LL-37

LL37, antibacterial protein LL-37, cathelicidin LL 37, camp.

LL-37 Synthetic is a single, non-glycosylated polypeptide chain containing 37 amino acids, having a molecular mass of 4493 Dalton and a Molecular formula of C205H340N60O53.

Sterile Filtered White lyophilized (freeze-dried) powder.  

The protein was lyophilized with no additives.       

It is recommended to reconstitute the lyophilized LL-37 in sterile 18MΩ-cm H2O not less than 100 µg/ml, which can then be further diluted to other aqueous solutions.

Lyophilized LL-37 although stable at room temperature for 3 weeks, should be stored desiccated below -18°C. Upon reconstitution LL-37 should be stored at 4°C between 2-7 days and for future use below -18°C.
For long term storage it is recommended to add a carrier protein (0.1% HSA or BSA).

Please prevent freeze-thaw cycles.

Greater than 97.0% as determined by analysis by RP-HPLC.

H-Leu-Leu-Gly-Asp-Phe-Phe-Arg-Lys-Ser-Lys-Glu-Lys-Ile-Gly-Lys-Glu-Phe-Lys-Arg-Ile-Val-Gln-Arg-Ile-Lys-Asp-Phe-Leu-Arg-Asn-Leu-Val-Pro-Arg-Thr-Glu-Ser-OH.

SDS

LL-37, a prominent member of the human cathelicidin family, has emerged as a pivotal host defense peptide with diverse biological functions.
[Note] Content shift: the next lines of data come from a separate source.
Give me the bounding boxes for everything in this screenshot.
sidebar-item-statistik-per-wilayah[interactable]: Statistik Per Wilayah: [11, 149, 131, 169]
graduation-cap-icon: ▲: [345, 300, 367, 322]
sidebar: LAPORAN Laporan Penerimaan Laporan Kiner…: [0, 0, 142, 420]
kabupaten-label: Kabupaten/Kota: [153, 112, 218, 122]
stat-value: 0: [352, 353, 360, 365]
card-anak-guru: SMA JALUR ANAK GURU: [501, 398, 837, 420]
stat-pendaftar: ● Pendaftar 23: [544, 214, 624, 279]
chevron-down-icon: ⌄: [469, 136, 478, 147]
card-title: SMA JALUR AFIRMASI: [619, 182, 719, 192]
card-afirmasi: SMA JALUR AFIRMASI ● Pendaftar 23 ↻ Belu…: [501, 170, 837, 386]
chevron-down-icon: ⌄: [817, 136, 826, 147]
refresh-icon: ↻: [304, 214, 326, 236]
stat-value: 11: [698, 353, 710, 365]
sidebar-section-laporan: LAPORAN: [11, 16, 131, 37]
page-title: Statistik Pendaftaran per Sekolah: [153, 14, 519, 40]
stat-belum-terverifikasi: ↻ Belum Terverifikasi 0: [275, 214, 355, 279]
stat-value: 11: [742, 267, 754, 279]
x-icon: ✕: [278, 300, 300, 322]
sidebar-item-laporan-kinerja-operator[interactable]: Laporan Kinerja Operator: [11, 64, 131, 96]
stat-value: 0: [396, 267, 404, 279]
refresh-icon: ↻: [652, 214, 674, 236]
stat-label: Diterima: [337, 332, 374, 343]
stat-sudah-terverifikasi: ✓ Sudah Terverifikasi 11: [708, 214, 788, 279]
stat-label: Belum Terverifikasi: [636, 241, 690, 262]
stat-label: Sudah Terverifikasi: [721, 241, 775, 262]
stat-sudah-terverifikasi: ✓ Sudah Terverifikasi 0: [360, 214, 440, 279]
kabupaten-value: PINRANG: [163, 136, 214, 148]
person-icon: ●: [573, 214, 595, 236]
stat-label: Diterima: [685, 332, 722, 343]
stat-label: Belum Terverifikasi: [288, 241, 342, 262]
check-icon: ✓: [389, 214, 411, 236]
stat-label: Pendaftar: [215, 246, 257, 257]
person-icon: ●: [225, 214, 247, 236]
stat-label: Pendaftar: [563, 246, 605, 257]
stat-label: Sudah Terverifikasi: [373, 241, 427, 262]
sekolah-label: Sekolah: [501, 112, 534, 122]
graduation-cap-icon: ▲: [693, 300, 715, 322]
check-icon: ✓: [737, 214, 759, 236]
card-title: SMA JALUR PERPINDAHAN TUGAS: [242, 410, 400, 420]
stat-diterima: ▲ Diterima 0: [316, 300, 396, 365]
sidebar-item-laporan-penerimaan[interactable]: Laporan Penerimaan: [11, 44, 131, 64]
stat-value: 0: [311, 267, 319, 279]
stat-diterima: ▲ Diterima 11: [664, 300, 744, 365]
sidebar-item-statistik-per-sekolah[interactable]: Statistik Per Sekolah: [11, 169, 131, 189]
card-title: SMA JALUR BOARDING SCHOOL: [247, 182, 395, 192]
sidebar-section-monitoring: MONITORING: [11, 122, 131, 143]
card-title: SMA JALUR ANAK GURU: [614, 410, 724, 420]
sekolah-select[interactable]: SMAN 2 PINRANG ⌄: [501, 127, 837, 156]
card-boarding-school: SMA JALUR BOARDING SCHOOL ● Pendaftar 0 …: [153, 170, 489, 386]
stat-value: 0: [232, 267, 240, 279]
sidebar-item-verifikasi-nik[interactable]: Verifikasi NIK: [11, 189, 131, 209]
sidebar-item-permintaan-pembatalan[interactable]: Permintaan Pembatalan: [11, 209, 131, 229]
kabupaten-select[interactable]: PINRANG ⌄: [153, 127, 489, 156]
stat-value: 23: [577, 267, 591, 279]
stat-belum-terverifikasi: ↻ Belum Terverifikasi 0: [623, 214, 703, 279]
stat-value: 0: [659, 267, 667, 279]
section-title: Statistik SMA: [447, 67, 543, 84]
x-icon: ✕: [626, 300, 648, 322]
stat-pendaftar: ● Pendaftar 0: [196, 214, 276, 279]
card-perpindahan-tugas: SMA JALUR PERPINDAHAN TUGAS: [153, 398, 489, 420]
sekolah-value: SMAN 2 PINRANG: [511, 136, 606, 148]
This research paper aims to provide a comprehensive analysis of LL-37, elucidating its biochemical properties, antimicrobial activity, immunomodulatory effects, and potential therapeutic applications.

LL-37, derived from the precursor protein hCAP18, plays a crucial role in innate immunity and host defense against microbial pathogens. Beyond its well-established antimicrobial properties, LL-37 exhibits various immunomodulatory effects, making it an intriguing target for therapeutic interventions (Lai & Gallo, 2009). This paper aims to delve into the complexities of LL-37, uncovering its multifaceted nature and potential clinical applications.
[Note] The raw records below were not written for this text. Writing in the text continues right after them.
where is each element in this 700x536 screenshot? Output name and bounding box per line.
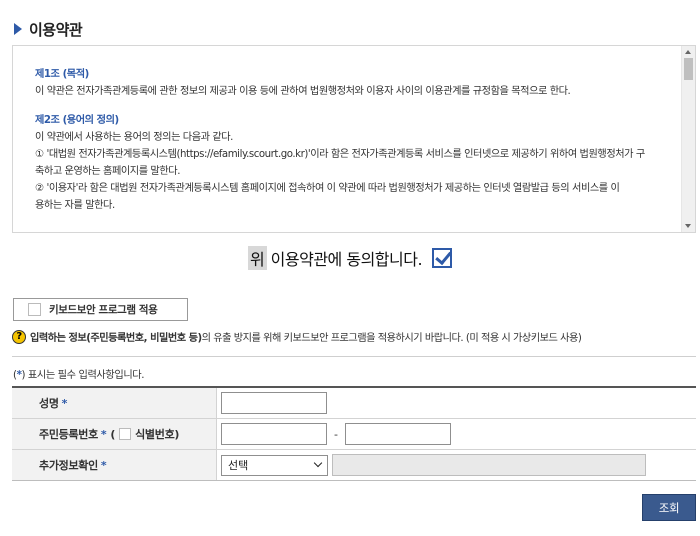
chevron-down-icon xyxy=(313,458,323,468)
article-2-item-2-line-2: 용하는 자를 말한다. xyxy=(35,200,115,211)
terms-content: 제1조 (목적) 이 약관은 전자가족관계등록에 관한 정보의 제공과 이용 등… xyxy=(35,66,675,214)
article-2-item-1-line-1: ① '대법원 전자가족관계등록시스템(https://efamily.scour… xyxy=(35,149,645,160)
form-row-extra: 추가정보확인 * 선택 xyxy=(12,450,696,481)
required-mark: * xyxy=(100,458,107,472)
name-field-cell xyxy=(217,388,696,418)
scroll-down-arrow-icon[interactable] xyxy=(685,224,691,228)
rrn-label-text: 주민등록번호 xyxy=(39,428,98,441)
scrollbar-thumb[interactable] xyxy=(684,58,693,80)
keyboard-security-label: 키보드보안 프로그램 적용 xyxy=(49,304,158,316)
question-icon: ? xyxy=(12,329,26,344)
notice-bold-text: 입력하는 정보(주민등록번호, 비밀번호 등) xyxy=(30,333,202,344)
triangle-bullet-icon xyxy=(14,23,22,35)
extra-info-input xyxy=(332,454,646,476)
keyboard-security-button[interactable]: 키보드보안 프로그램 적용 xyxy=(13,298,188,321)
required-note: (*) 표시는 필수 입력사항입니다. xyxy=(13,366,145,381)
form-row-rrn: 주민등록번호 * ( 식별번호) - xyxy=(12,419,696,450)
rrn-field-cell: - xyxy=(217,419,696,449)
name-input[interactable] xyxy=(221,392,327,414)
agree-checkbox[interactable] xyxy=(432,248,453,268)
required-mark: * xyxy=(61,396,68,410)
extra-field-cell: 선택 xyxy=(217,450,696,480)
extra-info-select[interactable]: 선택 xyxy=(221,454,328,476)
article-2-intro: 이 약관에서 사용하는 용어의 정의는 다음과 같다. xyxy=(35,132,233,143)
keyboard-security-checkbox[interactable] xyxy=(28,303,41,316)
article-2-item-1-line-2: 축하고 운영하는 홈페이지를 말한다. xyxy=(35,166,180,177)
name-label-text: 성명 xyxy=(39,397,59,410)
select-value: 선택 xyxy=(228,459,249,472)
section-title: 이용약관 xyxy=(14,18,83,40)
rrn-back-input[interactable] xyxy=(344,423,451,445)
article-1-body: 이 약관은 전자가족관계등록에 관한 정보의 제공과 이용 등에 관하여 법원행… xyxy=(35,86,571,97)
extra-label-text: 추가정보확인 xyxy=(39,459,98,472)
rrn-front-input[interactable] xyxy=(221,423,327,445)
name-label: 성명 * xyxy=(12,388,217,418)
agree-text: 이용약관에 동의합니다. xyxy=(270,250,423,269)
article-1-title: 제1조 (목적) xyxy=(35,69,89,80)
extra-label: 추가정보확인 * xyxy=(12,450,217,480)
agree-highlight: 위 xyxy=(247,246,267,270)
agree-row: 위 이용약관에 동의합니다. xyxy=(0,246,700,270)
terms-box[interactable]: 제1조 (목적) 이 약관은 전자가족관계등록에 관한 정보의 제공과 이용 등… xyxy=(12,45,696,233)
id-number-label: 식별번호) xyxy=(135,428,180,441)
input-form-table: 성명 * 주민등록번호 * ( 식별번호) - 추가정보확인 * 선택 xyxy=(12,386,696,481)
rrn-dash: - xyxy=(334,427,338,441)
id-number-checkbox[interactable] xyxy=(119,428,132,440)
rrn-label: 주민등록번호 * ( 식별번호) xyxy=(12,419,217,449)
required-mark: * xyxy=(100,427,107,441)
form-row-name: 성명 * xyxy=(12,388,696,419)
security-notice: ? 입력하는 정보(주민등록번호, 비밀번호 등) 의 유출 방지를 위해 키보… xyxy=(12,329,582,344)
article-2-item-2-line-1: ② '이용자'라 함은 대법원 전자가족관계등록시스템 홈페이지에 접속하여 이… xyxy=(35,183,620,194)
required-note-text: ) 표시는 필수 입력사항입니다. xyxy=(21,370,145,381)
section-title-text: 이용약관 xyxy=(29,20,83,39)
rrn-open-paren: ( xyxy=(110,427,116,441)
notice-text: 의 유출 방지를 위해 키보드보안 프로그램을 적용하시기 바랍니다. (미 적… xyxy=(201,333,582,344)
terms-scrollbar[interactable] xyxy=(681,46,695,232)
article-2-title: 제2조 (용어의 정의) xyxy=(35,115,119,126)
divider xyxy=(12,356,696,357)
search-button[interactable]: 조회 xyxy=(642,494,696,521)
scroll-up-arrow-icon[interactable] xyxy=(685,50,691,54)
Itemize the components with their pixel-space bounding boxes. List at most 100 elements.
LL-37 is a cationic peptide characterized by a helical structure that facilitates its interaction with microbial membranes. Its amphipathic nature enables it to penetrate microbial membranes, leading to disruption and subsequent cell death (Zaiou, 2007). Additionally, LL-37 can undergo proteolytic processing to release smaller bioactive fragments with distinct functions (Bowdish et al., 2005).

LL-37's antimicrobial activity extends beyond direct microbial killing. It also exhibits immunomodulatory effects, stimulating the recruitment of immune cells and promoting the clearance of pathogens through phagocytosis (Scott et al., 2002). Furthermore, LL-37 can neutralize endotoxins, reducing inflammation caused by microbial products (Davidson et al., 2004).
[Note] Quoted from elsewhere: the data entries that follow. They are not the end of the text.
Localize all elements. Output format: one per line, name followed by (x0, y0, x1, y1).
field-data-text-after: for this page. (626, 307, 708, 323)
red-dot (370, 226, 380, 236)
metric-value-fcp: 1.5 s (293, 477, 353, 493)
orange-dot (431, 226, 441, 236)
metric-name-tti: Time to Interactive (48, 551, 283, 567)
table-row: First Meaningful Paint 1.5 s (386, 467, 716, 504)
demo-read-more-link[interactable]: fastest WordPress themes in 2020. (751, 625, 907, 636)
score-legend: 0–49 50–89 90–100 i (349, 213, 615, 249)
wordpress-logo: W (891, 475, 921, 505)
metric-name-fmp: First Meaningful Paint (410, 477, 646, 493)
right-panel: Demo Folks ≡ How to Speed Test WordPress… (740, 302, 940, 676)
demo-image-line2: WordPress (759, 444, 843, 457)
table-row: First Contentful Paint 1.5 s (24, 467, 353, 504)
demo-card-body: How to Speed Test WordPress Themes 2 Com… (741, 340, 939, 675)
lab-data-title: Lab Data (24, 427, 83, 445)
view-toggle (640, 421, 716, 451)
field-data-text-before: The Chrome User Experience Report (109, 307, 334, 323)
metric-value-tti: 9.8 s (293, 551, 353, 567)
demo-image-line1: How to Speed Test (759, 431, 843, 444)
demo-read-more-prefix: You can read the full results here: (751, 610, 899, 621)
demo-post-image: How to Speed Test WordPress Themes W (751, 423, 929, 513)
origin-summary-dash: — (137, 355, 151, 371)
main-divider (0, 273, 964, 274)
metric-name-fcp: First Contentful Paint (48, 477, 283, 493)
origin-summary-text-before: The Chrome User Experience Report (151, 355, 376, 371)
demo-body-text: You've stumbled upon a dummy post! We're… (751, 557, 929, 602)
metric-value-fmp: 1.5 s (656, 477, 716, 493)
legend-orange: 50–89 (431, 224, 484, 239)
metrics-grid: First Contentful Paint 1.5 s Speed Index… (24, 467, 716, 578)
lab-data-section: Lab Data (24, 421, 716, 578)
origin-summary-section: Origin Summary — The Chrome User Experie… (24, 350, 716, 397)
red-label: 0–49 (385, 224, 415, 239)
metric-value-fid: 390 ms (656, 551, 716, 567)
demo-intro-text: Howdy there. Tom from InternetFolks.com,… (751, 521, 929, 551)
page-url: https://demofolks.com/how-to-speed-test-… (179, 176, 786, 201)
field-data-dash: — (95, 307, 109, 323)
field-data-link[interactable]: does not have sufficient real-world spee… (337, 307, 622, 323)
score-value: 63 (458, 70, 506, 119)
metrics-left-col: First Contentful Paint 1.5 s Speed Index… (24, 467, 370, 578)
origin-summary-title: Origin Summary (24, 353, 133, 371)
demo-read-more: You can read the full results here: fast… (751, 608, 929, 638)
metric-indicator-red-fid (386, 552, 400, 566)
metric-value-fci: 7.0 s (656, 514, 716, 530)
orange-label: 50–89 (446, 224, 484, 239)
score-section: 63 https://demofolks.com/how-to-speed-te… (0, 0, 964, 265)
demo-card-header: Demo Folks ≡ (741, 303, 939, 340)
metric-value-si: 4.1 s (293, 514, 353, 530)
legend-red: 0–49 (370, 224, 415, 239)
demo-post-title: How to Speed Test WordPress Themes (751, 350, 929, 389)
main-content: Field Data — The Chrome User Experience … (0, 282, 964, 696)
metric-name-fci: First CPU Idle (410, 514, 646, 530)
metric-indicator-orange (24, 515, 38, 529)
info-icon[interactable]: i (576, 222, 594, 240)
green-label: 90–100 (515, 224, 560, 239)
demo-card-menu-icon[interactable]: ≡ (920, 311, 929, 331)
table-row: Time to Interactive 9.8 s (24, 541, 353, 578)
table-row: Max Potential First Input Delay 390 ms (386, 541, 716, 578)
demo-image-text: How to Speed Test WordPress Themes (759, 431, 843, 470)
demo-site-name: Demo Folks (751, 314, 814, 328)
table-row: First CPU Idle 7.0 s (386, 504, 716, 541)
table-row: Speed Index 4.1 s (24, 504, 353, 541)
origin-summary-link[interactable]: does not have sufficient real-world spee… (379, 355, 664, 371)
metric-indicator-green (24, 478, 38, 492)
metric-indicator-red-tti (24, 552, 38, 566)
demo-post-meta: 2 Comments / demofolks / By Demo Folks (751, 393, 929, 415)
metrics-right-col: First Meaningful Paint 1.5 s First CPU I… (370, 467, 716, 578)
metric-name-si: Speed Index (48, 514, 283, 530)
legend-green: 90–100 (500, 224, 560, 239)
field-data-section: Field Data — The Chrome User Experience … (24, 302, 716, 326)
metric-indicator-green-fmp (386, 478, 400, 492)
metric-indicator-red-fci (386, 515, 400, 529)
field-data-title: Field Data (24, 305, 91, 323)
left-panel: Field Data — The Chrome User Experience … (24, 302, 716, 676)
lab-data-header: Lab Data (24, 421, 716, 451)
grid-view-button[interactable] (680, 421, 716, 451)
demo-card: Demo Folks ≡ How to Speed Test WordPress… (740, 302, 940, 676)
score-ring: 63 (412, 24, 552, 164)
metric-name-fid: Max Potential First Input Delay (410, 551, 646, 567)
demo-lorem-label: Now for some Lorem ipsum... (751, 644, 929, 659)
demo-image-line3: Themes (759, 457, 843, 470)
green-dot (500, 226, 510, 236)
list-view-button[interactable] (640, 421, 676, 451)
LL-37 possesses immunomodulatory properties that influence various immune cells, including neutrophils, macrophages, dendritic cells, and lymphocytes (Nagaoka et al., 2001). It can promote the differentiation and maturation of immune cells, modulate cytokine production, and contribute to wound healing and tissue repair (van Harten et al., 2018).

The multifunctional nature of LL-37 renders it a promising candidate for various therapeutic applications. LL-37-based therapies are being explored in wound healing, infectious diseases, and immune-related disorders (Pena et al., 2014). Furthermore, LL-37 has shown potential as a vaccine adjuvant, enhancing the immune response to antigens (Howell et al., 2018).

LL-37's diverse roles in immunity and host defense warrant further research to unravel its precise mechanisms of action and potential applications in clinical medicine. As we deepen our understanding of LL-37's complexities, its therapeutic potential continues to expand, offering exciting prospects for the future.